Now the skin from the garlic instantly departs, it is only necessary to slightly tuck it with a knife. This greatly saves the garlic peeling process.


2. We wash the tomatoes and also pour boiling water over them so that they can be peeled from the hard skin. If the skin does not lag behind the first time, drain the water and pour over with boiling water again. This time, even thick-skinned tomatoes should be peelable.


Remove the skin from the tomato.


3. We clean the bell pepper from the stalk and seeds, cut it lengthwise into 4 parts. Cut the red hot pepper into 2 parts and also clean the stalk and seeds.

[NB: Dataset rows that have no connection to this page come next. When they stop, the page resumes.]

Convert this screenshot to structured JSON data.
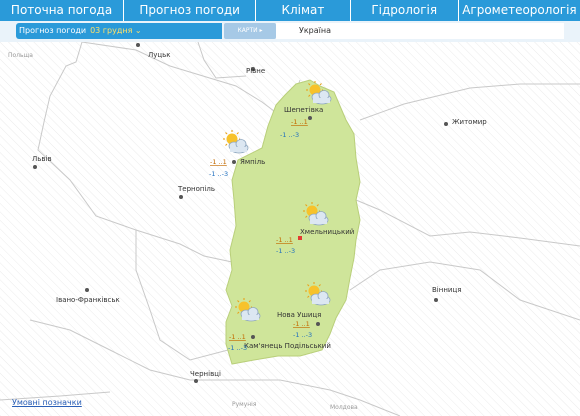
{
  "nav": {
    "items": [
      "Поточна погода",
      "Прогноз погоди",
      "Клімат",
      "Гідрологія",
      "Агрометеорологія"
    ]
  },
  "subbar": {
    "forecast_label": "Прогноз погоди",
    "date": "03 грудня",
    "maps_button": "КАРТИ",
    "region": "Україна"
  },
  "map": {
    "country_labels": [
      "Польща",
      "Румунія",
      "Молдова"
    ],
    "cities": [
      "Луцьк",
      "Рівне",
      "Житомир",
      "Львів",
      "Тернопіль",
      "Івано-Франківськ",
      "Вінниця",
      "Чернівці",
      "Шепетівка",
      "Ямпіль",
      "Хмельницький",
      "Нова Ушиця",
      "Кам'янець Подільський"
    ],
    "weather_points": [
      {
        "station": "Шепетівка",
        "day_temp": "-1 ..1",
        "night_temp": "-1 ..-3",
        "icon": "partly-cloudy-icon"
      },
      {
        "station": "Ямпіль",
        "day_temp": "-1 ..1",
        "night_temp": "-1 ..-3",
        "icon": "partly-cloudy-icon"
      },
      {
        "station": "Хмельницький",
        "day_temp": "-1 ..1",
        "night_temp": "-1 ..-3",
        "icon": "partly-cloudy-icon"
      },
      {
        "station": "Нова Ушиця",
        "day_temp": "-1 ..1",
        "night_temp": "-1 ..-3",
        "icon": "partly-cloudy-icon"
      },
      {
        "station": "Кам'янець Подільський",
        "day_temp": "-1 ..1",
        "night_temp": "-1 ..-3",
        "icon": "partly-cloudy-icon"
      }
    ]
  },
  "footer": {
    "legend_link": "Умовні позначки"
  },
  "colors": {
    "nav_bg": "#2a9ad9",
    "region_fill": "#cfe59a",
    "day_temp": "#c36a00",
    "night_temp": "#1f6fbf",
    "capital_marker": "#e23b30"
  }
}
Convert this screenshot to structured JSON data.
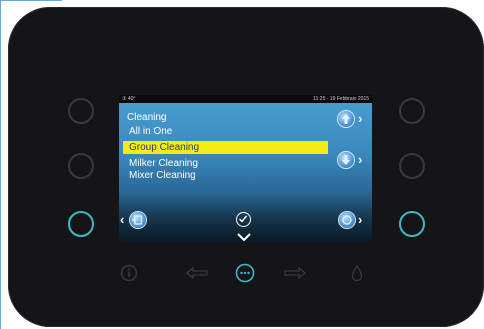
{
  "status": {
    "left": "③ 40°",
    "datetime": "11:25 · 19 Febbraio 2015"
  },
  "menu": {
    "title": "Cleaning",
    "items": [
      {
        "label": "All in One",
        "selected": false
      },
      {
        "label": "Group Cleaning",
        "selected": true
      },
      {
        "label": "Milker Cleaning",
        "selected": false
      },
      {
        "label": "Mixer Cleaning",
        "selected": false
      }
    ]
  },
  "colors": {
    "panel": "#151517",
    "highlight": "#f5ea12",
    "highlight_text": "#2f3a88",
    "active_ring": "#3fb9c7"
  },
  "icons": {
    "up": "arrow-up-icon",
    "down": "arrow-down-icon",
    "back": "document-back-icon",
    "confirm": "check-icon",
    "next": "circle-next-icon",
    "info": "info-icon",
    "left": "arrow-left-icon",
    "menu": "more-icon",
    "right": "arrow-right-icon",
    "water": "water-drop-icon"
  }
}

4. Scroll tomatoes, sweet Bulgarian and hot chili peppers in a meat grinder.


5. Pour everything into a saucepan. Add 100 g of sugar, 0.5 tbsp. salt, 50 ml. vegetable oil. We mix everything and set to stew on low heat for 1-2 hours. I got very watery tomatoes for this adjika, I had to stew for about 3 hours to make the adjika thicker.

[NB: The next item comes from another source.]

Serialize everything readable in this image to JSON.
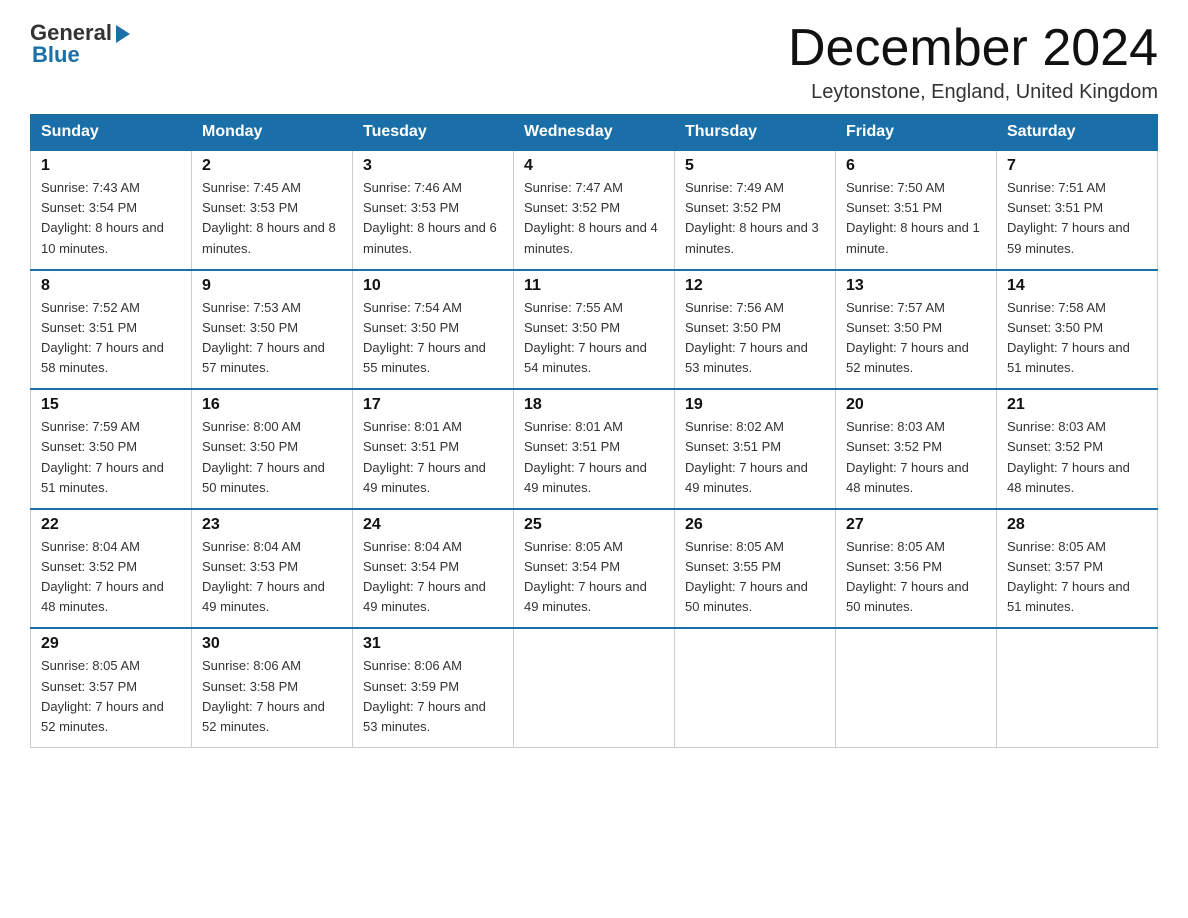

6. At the final stage, squeeze the garlic into the pan and add 25 ml of vinegar. Stir and taste adjika for salt, add more if necessary. Simmer another 3 minutes.


7. Pour the finished adjika into prepared sterilized jars and tighten the lids. We turn the jars over and put them in a warm place for a day, wrap them with a blanket. After a day, adjika can be put away for the winter in a closet.


The most delicious boiled adjika ready! Bon appetit!